The taxman will give “plenty of time” to run a consultation on plans to fully digitise the tax returns system, despite pushing back the process until after the EU Referendum.
Concerns have been raised that such a delay could truncate the consultation process given that beta tests for the quarterly system are slated to commence in July, while advisers are supposed to be able to manage clients’ affairs from December, reports sister publication Accountancy Age.
Tax policy expert at AAT Brian Palmer said: “While it is extremely disappointing that the publication of the Making Tax Digital consultation documents has now been postponed until after the EU Referendum has taken place, from my perspective I can fully understand this decision.
“Making Tax Digital is going to be such a fundamental change and will have such ramifications that we do want the full attention of individuals and businesses alike when we finally do get the consultation documents.”
An HMRC spokesman said: “The consultations will be released after the referendum giving plenty of time for review and feedback.”

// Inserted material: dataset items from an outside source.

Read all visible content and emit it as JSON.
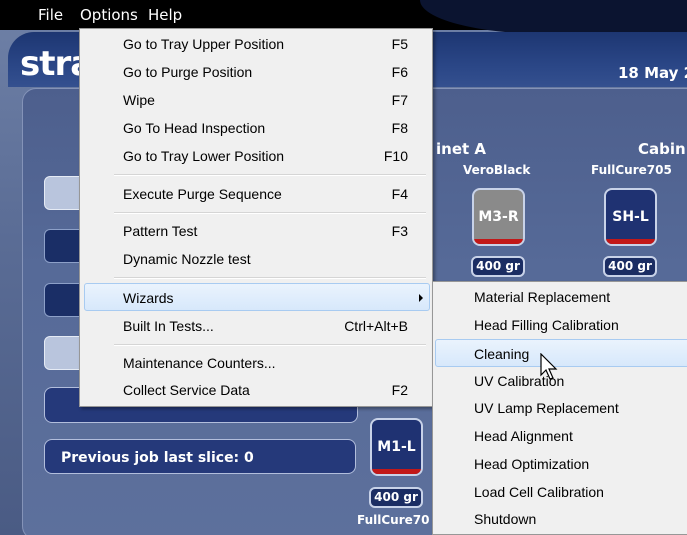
{
  "menubar": {
    "file": "File",
    "options": "Options",
    "help": "Help"
  },
  "app": {
    "logo": "stra",
    "date": "18 May 2",
    "cabinet_a": "inet A",
    "cabinet_b": "Cabin",
    "previous_job": "Previous job last slice: 0",
    "cartridges": [
      {
        "material": "VeroBlack",
        "slot": "M3-R",
        "weight": "400 gr",
        "color": "#8a8a8a"
      },
      {
        "material": "FullCure705",
        "slot": "SH-L",
        "weight": "400 gr",
        "color": "#1f3272"
      },
      {
        "material": "FullCure70",
        "slot": "M1-L",
        "weight": "400 gr",
        "color": "#1f3272"
      }
    ]
  },
  "options_menu": {
    "items": [
      {
        "label": "Go to Tray Upper Position",
        "shortcut": "F5"
      },
      {
        "label": "Go to Purge Position",
        "shortcut": "F6"
      },
      {
        "label": "Wipe",
        "shortcut": "F7"
      },
      {
        "label": "Go To Head Inspection",
        "shortcut": "F8"
      },
      {
        "label": "Go to Tray Lower Position",
        "shortcut": "F10"
      },
      {
        "label": "Execute Purge Sequence",
        "shortcut": "F4"
      },
      {
        "label": "Pattern Test",
        "shortcut": "F3"
      },
      {
        "label": "Dynamic Nozzle test",
        "shortcut": ""
      },
      {
        "label": "Wizards",
        "shortcut": ""
      },
      {
        "label": "Built In Tests...",
        "shortcut": "Ctrl+Alt+B"
      },
      {
        "label": "Maintenance Counters...",
        "shortcut": ""
      },
      {
        "label": "Collect Service Data",
        "shortcut": "F2"
      }
    ]
  },
  "wizards_menu": {
    "items": [
      "Material Replacement",
      "Head Filling Calibration",
      "Cleaning",
      "UV Calibration",
      "UV Lamp Replacement",
      "Head Alignment",
      "Head Optimization",
      "Load Cell Calibration",
      "Shutdown"
    ]
  },
  "colors": {
    "menu_bg": "#f0f0f0",
    "highlight_border": "#a8cbf1",
    "app_panel": "#4d5f8d",
    "cartridge_red": "#c21818"
  }
}
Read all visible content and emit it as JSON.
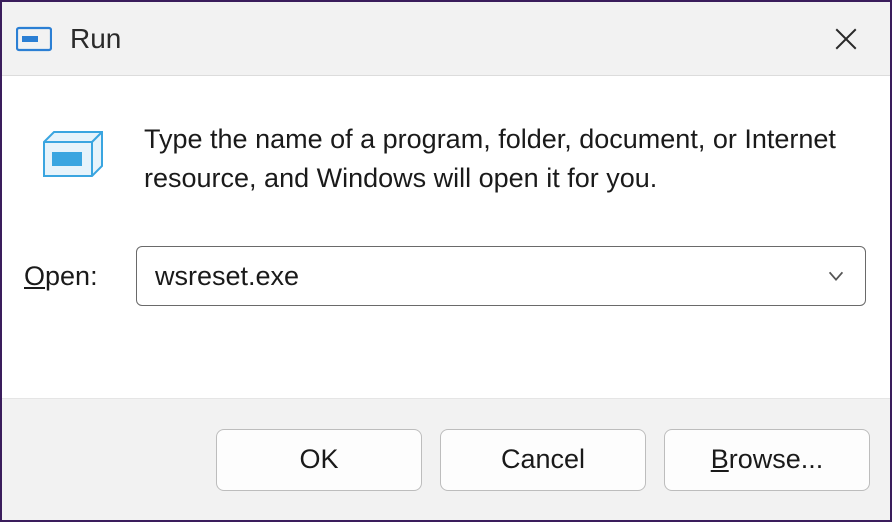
{
  "title": "Run",
  "description": "Type the name of a program, folder, document, or Internet resource, and Windows will open it for you.",
  "open_label_prefix": "O",
  "open_label_rest": "pen:",
  "combo_value": "wsreset.exe",
  "buttons": {
    "ok": "OK",
    "cancel": "Cancel",
    "browse_prefix": "B",
    "browse_rest": "rowse..."
  }
}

Last month, Treasury Select Committee chairman Andrew Tyrie expressed concerns over the burden the move would place on taxpayers – particularly businesses.
“This would entail the use of designated software packages. It would have an impact on large businesses (who may not currently have accounting systems which are compatible with HMRC’s requirements) as much as on small businesses, who may not use computers,” he warned in a letter to fellow Conservative David Gauke.
The Association of Tax Technicians (ATT) has called on HMRC to delay the digital programme by a year to avoid “huge embarrassment” if it fails to work properly.